I use this example because I can easily foresee situations in which I would want my own state, California, to nullify future Supreme Court rulings that are obviously wrong. The two most salient examples concern abortion and gay rights. When Amy Coney Barrett is installed on the Supreme Court, the Court will have six (of its nine) Justices who are Catholic. The Catholic Church explicitly condemns homosexuality and abortion—this, despite the fact that it has systematically murdered millions of human beings over the centuries, including many homosexuals. If these Catholics who form the majority of the Supreme Court take away the rights of gay people to marry and of women to terminate their pregnancies, then I would want California and our Governor, Gavin Newsom, to nullify those decisions, because those decisions would be immoral and wrong.

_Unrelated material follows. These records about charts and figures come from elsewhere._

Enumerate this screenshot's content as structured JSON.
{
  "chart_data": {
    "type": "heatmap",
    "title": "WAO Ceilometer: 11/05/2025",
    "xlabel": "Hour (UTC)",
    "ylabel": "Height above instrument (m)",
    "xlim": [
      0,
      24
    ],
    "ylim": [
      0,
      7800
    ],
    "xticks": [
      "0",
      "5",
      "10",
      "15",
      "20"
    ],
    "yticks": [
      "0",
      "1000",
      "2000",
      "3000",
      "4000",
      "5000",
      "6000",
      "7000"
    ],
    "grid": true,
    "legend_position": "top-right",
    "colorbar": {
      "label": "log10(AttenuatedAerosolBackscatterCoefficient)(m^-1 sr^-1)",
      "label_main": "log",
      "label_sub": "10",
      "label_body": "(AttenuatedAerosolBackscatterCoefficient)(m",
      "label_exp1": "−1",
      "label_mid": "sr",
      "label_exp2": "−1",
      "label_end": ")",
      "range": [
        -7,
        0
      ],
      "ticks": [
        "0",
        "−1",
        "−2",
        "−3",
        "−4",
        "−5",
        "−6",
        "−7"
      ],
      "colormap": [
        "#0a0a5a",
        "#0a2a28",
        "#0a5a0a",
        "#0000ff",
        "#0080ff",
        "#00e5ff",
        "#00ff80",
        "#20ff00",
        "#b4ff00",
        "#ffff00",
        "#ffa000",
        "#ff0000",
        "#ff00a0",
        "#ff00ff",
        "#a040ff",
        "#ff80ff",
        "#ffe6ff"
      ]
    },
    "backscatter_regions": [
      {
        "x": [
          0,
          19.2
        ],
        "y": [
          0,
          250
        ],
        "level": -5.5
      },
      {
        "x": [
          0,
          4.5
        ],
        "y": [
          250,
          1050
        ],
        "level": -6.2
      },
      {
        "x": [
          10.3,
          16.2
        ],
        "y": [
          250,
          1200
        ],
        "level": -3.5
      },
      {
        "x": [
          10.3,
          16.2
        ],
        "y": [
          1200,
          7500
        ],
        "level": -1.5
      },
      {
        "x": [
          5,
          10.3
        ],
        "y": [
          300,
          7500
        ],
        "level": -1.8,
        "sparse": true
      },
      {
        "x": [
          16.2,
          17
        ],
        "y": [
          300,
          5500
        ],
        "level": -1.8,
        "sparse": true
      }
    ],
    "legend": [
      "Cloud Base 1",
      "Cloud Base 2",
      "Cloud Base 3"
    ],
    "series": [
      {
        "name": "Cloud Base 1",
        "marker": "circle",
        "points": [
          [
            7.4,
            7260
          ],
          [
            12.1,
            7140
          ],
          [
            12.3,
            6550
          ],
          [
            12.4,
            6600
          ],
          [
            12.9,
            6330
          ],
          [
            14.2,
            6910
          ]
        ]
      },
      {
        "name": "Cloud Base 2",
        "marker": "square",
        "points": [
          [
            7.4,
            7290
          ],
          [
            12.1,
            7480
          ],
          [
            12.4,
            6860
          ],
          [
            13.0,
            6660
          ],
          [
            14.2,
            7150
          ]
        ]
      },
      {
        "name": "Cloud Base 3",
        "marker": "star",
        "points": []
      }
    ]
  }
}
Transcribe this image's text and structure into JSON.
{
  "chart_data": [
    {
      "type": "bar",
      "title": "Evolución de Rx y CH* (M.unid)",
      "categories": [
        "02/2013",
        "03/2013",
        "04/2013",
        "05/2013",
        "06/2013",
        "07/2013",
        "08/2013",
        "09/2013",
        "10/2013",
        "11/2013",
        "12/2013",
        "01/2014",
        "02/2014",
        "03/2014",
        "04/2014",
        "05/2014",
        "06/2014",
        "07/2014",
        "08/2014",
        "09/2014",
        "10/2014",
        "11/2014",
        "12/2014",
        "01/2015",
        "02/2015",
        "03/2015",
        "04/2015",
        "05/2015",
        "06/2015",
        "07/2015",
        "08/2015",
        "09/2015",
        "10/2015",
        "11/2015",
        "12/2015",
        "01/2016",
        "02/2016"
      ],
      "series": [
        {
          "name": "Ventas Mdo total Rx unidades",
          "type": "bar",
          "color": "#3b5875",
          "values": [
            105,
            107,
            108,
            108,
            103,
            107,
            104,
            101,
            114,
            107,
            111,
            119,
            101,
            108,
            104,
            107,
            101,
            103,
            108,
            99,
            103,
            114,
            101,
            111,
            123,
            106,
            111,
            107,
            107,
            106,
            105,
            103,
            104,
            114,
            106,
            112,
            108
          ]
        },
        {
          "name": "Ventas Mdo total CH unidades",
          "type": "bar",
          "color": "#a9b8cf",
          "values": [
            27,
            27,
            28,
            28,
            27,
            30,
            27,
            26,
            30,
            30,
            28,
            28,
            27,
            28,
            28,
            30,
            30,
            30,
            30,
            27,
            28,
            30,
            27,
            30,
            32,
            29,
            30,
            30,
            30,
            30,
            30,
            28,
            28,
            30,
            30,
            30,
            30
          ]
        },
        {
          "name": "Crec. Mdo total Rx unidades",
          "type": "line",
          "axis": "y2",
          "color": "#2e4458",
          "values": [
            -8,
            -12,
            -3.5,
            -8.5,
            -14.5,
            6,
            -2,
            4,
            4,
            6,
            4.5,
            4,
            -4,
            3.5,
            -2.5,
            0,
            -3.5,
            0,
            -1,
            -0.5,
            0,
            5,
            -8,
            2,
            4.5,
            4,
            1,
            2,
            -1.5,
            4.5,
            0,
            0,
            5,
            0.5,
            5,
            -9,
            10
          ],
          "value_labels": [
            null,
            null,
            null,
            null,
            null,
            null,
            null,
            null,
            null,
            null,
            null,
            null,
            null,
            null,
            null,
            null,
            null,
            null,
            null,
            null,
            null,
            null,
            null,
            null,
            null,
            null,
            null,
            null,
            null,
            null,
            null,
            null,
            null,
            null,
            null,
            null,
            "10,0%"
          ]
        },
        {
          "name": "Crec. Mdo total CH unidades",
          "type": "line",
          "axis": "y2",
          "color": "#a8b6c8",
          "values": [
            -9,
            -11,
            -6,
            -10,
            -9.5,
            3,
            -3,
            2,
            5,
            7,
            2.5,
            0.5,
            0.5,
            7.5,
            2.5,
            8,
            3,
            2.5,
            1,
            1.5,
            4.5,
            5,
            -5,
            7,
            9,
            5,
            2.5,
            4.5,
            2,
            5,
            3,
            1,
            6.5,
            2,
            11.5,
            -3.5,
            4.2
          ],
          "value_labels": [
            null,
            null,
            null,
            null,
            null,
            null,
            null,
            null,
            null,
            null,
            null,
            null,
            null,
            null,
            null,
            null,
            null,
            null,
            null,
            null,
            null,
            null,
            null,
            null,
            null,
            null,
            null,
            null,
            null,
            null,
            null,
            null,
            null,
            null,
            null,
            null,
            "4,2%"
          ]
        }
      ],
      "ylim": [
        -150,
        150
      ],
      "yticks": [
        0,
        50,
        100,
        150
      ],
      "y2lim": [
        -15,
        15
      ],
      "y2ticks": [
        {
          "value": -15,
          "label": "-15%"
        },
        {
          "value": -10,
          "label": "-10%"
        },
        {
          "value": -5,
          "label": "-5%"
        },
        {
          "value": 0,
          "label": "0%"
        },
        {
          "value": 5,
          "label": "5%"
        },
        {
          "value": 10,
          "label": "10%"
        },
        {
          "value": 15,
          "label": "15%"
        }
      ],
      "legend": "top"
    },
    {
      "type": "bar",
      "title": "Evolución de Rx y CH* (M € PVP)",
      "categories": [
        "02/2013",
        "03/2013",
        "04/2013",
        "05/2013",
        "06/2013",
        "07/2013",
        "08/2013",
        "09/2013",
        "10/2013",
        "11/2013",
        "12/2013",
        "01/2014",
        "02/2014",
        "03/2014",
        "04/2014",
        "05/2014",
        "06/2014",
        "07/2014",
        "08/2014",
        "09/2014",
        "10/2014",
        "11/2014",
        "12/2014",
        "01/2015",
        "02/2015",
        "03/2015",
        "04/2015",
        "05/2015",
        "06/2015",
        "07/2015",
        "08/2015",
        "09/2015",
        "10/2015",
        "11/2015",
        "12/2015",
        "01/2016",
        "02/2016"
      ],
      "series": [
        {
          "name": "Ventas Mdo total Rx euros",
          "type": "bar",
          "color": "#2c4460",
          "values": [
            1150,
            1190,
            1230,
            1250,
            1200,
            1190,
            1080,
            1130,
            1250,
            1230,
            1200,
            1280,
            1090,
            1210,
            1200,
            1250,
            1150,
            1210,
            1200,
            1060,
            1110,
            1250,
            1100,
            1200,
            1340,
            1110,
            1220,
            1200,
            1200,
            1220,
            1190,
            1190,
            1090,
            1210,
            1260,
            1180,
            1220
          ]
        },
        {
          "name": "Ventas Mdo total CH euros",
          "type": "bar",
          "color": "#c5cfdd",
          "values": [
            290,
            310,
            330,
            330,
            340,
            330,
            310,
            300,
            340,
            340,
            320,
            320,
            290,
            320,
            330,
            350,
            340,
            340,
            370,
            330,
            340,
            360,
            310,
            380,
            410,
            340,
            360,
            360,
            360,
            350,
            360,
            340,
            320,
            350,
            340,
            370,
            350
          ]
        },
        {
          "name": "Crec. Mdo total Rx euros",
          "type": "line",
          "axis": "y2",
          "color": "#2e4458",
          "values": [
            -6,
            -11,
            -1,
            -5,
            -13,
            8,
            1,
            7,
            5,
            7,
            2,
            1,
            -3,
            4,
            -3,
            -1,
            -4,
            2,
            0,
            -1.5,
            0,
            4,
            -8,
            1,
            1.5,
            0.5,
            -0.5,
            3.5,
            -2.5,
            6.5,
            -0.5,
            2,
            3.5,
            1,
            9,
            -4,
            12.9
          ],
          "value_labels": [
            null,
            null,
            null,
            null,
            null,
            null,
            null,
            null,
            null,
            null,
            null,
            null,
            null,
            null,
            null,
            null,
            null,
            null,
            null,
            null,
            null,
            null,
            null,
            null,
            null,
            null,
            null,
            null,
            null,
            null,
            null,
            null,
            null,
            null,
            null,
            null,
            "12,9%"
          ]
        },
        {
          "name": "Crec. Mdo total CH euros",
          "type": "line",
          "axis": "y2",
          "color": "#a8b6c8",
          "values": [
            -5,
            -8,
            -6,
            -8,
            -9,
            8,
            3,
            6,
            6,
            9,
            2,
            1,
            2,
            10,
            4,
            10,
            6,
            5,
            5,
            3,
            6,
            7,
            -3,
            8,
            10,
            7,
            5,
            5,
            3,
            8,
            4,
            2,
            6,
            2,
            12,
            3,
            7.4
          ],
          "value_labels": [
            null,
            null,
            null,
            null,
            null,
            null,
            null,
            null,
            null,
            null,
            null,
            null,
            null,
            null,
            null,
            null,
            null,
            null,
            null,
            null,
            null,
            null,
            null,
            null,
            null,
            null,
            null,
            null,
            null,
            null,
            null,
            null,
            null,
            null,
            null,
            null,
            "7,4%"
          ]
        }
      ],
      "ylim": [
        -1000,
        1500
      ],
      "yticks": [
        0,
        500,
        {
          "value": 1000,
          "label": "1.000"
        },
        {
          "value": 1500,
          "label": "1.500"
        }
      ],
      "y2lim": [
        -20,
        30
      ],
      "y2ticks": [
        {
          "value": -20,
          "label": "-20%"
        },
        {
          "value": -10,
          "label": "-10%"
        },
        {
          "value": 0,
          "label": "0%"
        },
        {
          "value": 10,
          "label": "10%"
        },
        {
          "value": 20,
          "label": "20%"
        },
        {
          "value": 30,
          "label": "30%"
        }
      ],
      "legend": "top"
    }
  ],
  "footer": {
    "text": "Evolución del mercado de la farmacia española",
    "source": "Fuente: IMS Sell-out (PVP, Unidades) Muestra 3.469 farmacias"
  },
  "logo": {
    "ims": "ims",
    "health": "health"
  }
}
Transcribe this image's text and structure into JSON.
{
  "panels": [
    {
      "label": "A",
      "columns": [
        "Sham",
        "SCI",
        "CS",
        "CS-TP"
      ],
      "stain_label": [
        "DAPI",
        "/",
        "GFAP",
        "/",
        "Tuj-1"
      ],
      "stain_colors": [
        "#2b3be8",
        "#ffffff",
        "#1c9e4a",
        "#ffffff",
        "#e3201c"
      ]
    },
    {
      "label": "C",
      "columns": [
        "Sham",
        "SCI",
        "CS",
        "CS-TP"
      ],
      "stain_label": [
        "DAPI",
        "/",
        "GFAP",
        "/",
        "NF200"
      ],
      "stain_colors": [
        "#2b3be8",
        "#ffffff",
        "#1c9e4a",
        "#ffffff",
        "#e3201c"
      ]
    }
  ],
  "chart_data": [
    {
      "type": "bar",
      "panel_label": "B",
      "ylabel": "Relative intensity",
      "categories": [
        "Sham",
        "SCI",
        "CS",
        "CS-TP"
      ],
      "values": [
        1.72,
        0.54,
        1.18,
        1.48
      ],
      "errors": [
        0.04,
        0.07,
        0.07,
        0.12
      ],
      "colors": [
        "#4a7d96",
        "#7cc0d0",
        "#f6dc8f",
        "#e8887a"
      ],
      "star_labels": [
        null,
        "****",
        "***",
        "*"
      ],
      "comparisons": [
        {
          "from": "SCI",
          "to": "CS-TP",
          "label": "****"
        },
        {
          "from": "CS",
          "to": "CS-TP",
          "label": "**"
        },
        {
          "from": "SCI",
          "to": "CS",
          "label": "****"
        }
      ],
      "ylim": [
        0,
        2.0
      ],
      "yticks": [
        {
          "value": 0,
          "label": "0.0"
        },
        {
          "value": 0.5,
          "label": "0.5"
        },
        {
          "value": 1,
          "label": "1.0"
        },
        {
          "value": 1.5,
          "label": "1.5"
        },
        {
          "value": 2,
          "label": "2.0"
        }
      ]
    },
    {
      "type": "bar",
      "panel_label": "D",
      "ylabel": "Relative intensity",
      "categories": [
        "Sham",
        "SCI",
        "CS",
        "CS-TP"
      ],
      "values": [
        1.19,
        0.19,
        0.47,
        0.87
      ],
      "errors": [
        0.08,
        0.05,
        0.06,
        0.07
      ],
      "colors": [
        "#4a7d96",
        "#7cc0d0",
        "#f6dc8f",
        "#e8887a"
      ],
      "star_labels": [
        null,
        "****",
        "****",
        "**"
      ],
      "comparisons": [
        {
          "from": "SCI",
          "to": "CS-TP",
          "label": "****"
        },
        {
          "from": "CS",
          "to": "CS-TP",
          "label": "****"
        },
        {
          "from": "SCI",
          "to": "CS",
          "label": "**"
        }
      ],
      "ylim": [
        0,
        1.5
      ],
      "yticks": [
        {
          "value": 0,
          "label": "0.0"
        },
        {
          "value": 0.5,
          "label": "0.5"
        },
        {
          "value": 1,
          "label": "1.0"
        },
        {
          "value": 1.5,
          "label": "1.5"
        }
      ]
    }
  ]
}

In the event of the Supreme Court overturning Roe v. Wade, I would want Gov. Newsom to immediately announce that California will protect, using force if necessary, all women’s reproductive health centers in the state. And if the Supreme Court throws out Obergefell v. Hodges, I would want him to say that California will continue to recognize gay marriage and all other rights to which gay people are entitled, and which the Catholic Supreme Court in its hysterical homophobia will try to take away. If the federal government in retaliation (let’s say Trump is re-elected) threatens to punish California in some way (for instance, by withholding federal dollars for infrastructure or for wildfire protection), California has a big ace up its sleeve: the federal income taxes of Californians provide more money to the federal government than any other state, nearly as much as New York and Florida combined. If California withheld that money from the federal government, the federal government in all likelihood would no longer be able to sustain its obligations. Of course, withholding California’s taxes from the federal government would dramatically re-raise the topic of California leaving the union and becoming its own country (perhaps together with Oregon and Washington State). That’s a topic we can talk about at another time. In the meanwhile, Californians who thought that nullification was a horrible thing in old days should reconsider the possibility of employing it in order to resist the imposition of a religious, anti-democratic theocracy upon us.